It was in no placid temper, I say, that the metaphysician drew up
his chair to its customary station by the hearth. Many circumstances
of a perplexing nature had occurred during the day, to disturb the
serenity of his meditations. In attempting des oeufs a la Princesse,
he had unfortunately perpetrated an omelette a la Reine; the discovery
of a principle in ethics had been frustrated by the overturning of a
stew; and last, not least, he had been thwarted in one of those
admirable bargains which he at all times took such especial delight in
bringing to a successful termination.
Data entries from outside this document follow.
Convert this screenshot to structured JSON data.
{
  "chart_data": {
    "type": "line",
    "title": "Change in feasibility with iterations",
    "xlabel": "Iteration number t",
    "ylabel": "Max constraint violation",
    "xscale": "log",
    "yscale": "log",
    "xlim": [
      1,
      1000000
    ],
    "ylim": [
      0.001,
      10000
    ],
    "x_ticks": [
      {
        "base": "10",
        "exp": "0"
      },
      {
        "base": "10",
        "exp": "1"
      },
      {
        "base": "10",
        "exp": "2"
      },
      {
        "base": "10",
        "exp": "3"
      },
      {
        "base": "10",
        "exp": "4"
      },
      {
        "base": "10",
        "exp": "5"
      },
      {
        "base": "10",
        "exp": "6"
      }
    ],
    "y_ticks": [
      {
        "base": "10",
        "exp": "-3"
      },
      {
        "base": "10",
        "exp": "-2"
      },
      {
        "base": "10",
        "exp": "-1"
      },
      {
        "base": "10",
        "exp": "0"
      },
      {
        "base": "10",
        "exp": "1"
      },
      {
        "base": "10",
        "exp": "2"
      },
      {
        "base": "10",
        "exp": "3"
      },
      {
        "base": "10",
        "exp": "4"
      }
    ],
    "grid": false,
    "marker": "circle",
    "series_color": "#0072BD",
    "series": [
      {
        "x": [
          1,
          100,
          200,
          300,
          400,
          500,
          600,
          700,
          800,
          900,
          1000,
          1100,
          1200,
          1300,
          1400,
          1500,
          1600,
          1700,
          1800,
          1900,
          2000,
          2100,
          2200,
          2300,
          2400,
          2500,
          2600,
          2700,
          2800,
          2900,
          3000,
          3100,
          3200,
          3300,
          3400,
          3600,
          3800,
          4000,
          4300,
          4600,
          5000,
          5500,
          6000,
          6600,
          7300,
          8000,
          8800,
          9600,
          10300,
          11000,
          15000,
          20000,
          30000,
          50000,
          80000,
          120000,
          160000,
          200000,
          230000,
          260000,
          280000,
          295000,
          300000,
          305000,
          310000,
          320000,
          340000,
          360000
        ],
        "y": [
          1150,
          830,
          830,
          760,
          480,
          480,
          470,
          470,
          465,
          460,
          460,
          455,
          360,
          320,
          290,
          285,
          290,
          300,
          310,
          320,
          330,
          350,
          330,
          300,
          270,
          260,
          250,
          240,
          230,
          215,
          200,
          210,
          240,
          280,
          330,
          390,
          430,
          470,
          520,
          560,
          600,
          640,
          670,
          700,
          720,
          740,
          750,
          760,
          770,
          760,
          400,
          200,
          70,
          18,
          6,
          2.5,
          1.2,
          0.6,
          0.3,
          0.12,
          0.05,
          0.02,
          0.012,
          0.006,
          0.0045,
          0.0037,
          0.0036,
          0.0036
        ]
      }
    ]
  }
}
But in the chafing of his mind
at these unaccountable vicissitudes, there did not fail to be
mingled some degree of that nervous anxiety which the fury of a
boisterous night is so well calculated to produce. Whistling to his
more immediate vicinity the large black water-dog we have spoken of
before, and settling himself uneasily in his chair, he could not
help casting a wary and unquiet eye toward those distant recesses of
the apartment whose inexorable shadows not even the red firelight
itself could more than partially succeed in overcoming. Having
completed a scrutiny whose exact purpose was perhaps unintelligible to
himself, he drew close to his seat a small table covered with books
and papers, and soon became absorbed in the task of retouching a
voluminous manuscript, intended for publication on the morrow.